A word from the director

Bernard Fibicher

 

Statement of intent

What does a new museum signify? That the old one can be done away with? That we have to start from zero, with a clean slate, as if nothing had gone before? Do we – in the digital age – actually have to reinvent the museum? Call everything into question? Cast aside more than 170 years of history? Write off our heritage as dusty and devoid of interest?

The museum in the 21st century Building is underway.

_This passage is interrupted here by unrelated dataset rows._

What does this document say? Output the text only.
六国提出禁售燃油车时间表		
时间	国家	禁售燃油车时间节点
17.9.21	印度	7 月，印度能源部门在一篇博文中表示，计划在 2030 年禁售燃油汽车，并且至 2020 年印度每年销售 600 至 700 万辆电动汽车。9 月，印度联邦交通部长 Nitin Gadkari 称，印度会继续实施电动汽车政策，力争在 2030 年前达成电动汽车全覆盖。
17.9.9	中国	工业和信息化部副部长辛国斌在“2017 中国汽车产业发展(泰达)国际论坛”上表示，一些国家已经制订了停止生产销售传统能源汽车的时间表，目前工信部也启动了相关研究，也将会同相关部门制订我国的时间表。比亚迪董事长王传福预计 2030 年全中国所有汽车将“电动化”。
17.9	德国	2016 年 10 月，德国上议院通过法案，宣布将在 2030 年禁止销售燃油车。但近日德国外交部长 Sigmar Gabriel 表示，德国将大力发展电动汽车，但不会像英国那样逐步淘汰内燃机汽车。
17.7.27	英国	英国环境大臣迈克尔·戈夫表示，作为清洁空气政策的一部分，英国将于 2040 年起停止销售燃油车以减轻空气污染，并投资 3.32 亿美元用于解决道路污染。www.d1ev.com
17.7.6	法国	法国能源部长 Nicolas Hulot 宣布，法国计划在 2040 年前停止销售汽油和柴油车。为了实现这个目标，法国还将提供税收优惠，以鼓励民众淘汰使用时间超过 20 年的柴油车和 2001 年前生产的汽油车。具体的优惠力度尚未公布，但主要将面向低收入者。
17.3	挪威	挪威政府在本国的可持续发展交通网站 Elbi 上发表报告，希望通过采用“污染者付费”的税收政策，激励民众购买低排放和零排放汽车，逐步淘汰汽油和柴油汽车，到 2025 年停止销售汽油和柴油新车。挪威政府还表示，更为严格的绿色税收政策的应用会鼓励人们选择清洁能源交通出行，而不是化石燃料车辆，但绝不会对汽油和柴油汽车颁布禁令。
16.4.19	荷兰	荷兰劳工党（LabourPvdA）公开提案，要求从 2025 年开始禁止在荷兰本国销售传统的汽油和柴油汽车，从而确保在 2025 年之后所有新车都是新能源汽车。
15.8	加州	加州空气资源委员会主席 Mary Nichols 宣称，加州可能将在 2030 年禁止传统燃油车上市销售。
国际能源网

We're in the process of creating a new museum. Which means we're convinced that the fine arts museum – an 18th-century invention – is as vital as ever; not only does it still have a role to play, it is all the more important in that today's information context is tending increasingly towards the intangible. The fine arts museum may turn out to be the last bastion of the material object and its aura, and as such will take on an enviable exemplarity. It will become something almost exotic, so foreign to the standard categories that it will enjoy a revival of interest on the part of society.

A plurality of publics

At the same time our museum will not be just a refuge for people pining for tangible, historically unique objects that stimulate the senses, the emotions and a thirst for knowledge and intelligence. It must be more than that. It must also be exemplary in terms of the way these objects are offered: by giving them a voice, prompting interaction between visitors, encouraging an active perception rooted in our connection to the world past and present. It's in this sense that the museum has to be reinvented and adapted to a constantly evolving society; to a public that has long ceased to comprise solely the educated middle class and is now a multifaceted entity embracing all ages, levels of education and degrees of receptivity. We will no longer have a "target" public – to borrow from marketing jargon – but a plurality of publics whose interest and loyalty we will be striving for on an everyday basis. The new museum will be made up of new publics.

Of exhibits and viewers

There is no need to reinvent the museum as a repository. The experimental architecture of these last twenty years, with its dizzying viewing itineraries and walls that curved or defied verticality, was maybe necessary to a fresh focus on museum fundamentals. Barozzi and Veiga's building is going to optimise the relationship between viewer and exhibit. There's no competition here between architecture and content: the spaces are designed not only for the exhibits – by enabling the best possible presentation and conservation – but also for the visitors, who must feel at ease. Our long-awaited museum will offer all the "mod cons" – restaurant, bookshop, auditorium, specialist library, cultural mediation space – needed to round off the visit. It will open in the autumn of 2019, just a stone's throw from the station, and will speedily be complemented by two other established Lausanne institutions – the mudac and the Musée de l’Elysée – to form Platform10, a brand new cultural neighbourhood.